And one right down the road where I buy gas. This one was probably just an altercation or robbery attempt not sure, haven't heard anything yet. But knowing the location & people I've seen there, that's my guess.


----------



## Jables (Nov 17, 2012)

I was ready to pick up my five year old daughter from school. Hard not to be affected.


----------



## Big D (Jun 23, 2009)

Violence is always scary. We've had a number of shootings in my neighbourhood this year. They have always been targeted. When someone goes into a public place and randomly attacks, especially innocent children...it's sad.


----------



## CRAZYCRACKAZ71 (Oct 8, 2011)

prayers sent. Im home schooling my son now. there are some really stupid people in this world!


----------



## mossyoak54 (Jan 16, 2012)

It was a horrible incident. Prayers go out to them. I don't see that the answer to keeping this from happening is home schooling. Everyone says that's what there doing. All the schools in Maury county here have an SRO on campus. Kids should be able to go to school without worry of this happening. I read this somewhere today but the only way to stop a bad guy with a gun, is a good guy with a gun. I couldn't imagine loosing a child or the things I would do to the man responsible. 
“So do not fear, for I am with you; do not be dismayed, for I am your God. I will strengthen you and help you; I will uphold you with my righteous right hand.“ Isaiah 41:10



Sent from the mans IPhone.


----------



## todbnla (Jun 12, 2012)

*A tragic waste of life, they are all in heaven now.* 
But I have to say: us gun owners are going to catch the brunt of this, and my response is: *guns dont kill people, people kill people!* And why didnt the shooters mom have HER guns locked up, ****!!* And a female teacher owns an AR, whats up with that?


----------



## bruteguy750 (Oct 25, 2012)

This was a tragic event that happened. I knew nobody in in the shooting but was lessened to tears after watching the news and thinking about those little kids. So innocent and defenseless. There is a special place in heaven for the people who lost there lives.


----------



## Polaris425 (Dec 16, 2004)

Since it won't let me copy & paste I took a screen shot of my response yesterday


----------



## lsu_mike (Aug 24, 2012)

todbnla said:


> *A tragic waste of life, they are all in heaven now.*
> But I have to say: us gun owners are going to catch the brunt of this, and my response is: *guns dont kill people, people kill people!* And why didnt the shooters mom have HER guns locked up, ****!!* And a female teacher owns an AR, whats up with that?


 
my guess is she bought it for that pos that couldn't do so


----------



## Guest (Dec 16, 2012)

Sad for sure. We might need to tighten up security at schools to protect our baby's. Can't imagine the horror these parents are going through. 

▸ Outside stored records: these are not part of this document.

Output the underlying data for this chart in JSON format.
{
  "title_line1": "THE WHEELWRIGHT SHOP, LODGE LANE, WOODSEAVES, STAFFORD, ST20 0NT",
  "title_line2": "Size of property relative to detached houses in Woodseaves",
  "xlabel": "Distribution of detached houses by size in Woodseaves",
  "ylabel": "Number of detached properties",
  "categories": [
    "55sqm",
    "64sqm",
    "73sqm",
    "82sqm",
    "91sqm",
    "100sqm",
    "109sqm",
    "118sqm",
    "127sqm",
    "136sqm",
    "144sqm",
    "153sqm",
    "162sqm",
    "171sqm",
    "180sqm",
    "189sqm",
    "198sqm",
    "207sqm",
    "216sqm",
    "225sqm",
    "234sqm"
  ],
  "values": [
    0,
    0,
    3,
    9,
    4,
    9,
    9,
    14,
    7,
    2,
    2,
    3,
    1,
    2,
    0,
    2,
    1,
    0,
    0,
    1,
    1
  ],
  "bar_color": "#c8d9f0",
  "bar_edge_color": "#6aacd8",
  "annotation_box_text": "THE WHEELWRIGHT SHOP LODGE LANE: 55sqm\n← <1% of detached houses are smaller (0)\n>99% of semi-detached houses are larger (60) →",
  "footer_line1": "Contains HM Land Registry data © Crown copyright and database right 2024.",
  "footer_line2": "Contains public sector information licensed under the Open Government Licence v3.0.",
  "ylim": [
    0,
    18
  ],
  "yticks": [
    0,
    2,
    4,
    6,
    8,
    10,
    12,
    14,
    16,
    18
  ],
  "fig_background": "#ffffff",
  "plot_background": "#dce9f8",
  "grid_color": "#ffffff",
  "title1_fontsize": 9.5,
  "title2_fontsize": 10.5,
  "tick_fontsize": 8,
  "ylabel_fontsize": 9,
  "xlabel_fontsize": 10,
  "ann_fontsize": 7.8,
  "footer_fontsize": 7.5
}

Sent from my DROID RAZR using Tapatalk 2


----------



## swampthing (May 2, 2010)

My heart truly weeps for those unfortunate children whose entire lives were stolen by some bottom-feeding, weak-willed, parasitic, coward piece of s**t!! My soul is left beaten and withered by thoughts of the loss felt by the families of these loving, innocent and defenseless children. I pray for the ones left behind trying to cope with their incredible losses that their hearts stay full of love and their minds are consumed by the wonderful and amazing memories and lessons bestowed upon them by these fantastic beings. Hard to find logic in it all and the "Everything happens for a reason" quote we all know so well seems calous and insignificant when it pertains to such an atrocity. 

My only solice in any of this would be to know that there is a special place for such a parasite to be raped of any sort of confidence, happiness, fond memory or pleasantness and replaced by an eternity of laughing, smiling children pointing, spitting and stoning his worthless soul. I can't wait see you in hell ya cowardly P***K!!!


----------



## mmelton005 (Oct 12, 2011)

The only positive thing about this whole ordeal is that those children and their hero teachers are with Jesus. 

This whole story just kills my nerves. I couldn't imagine.


----------



## james83 (Oct 31, 2012)

my prayers are for the children and also the families of the police officers that were killed last night in topeka kansas was a sad deal


----------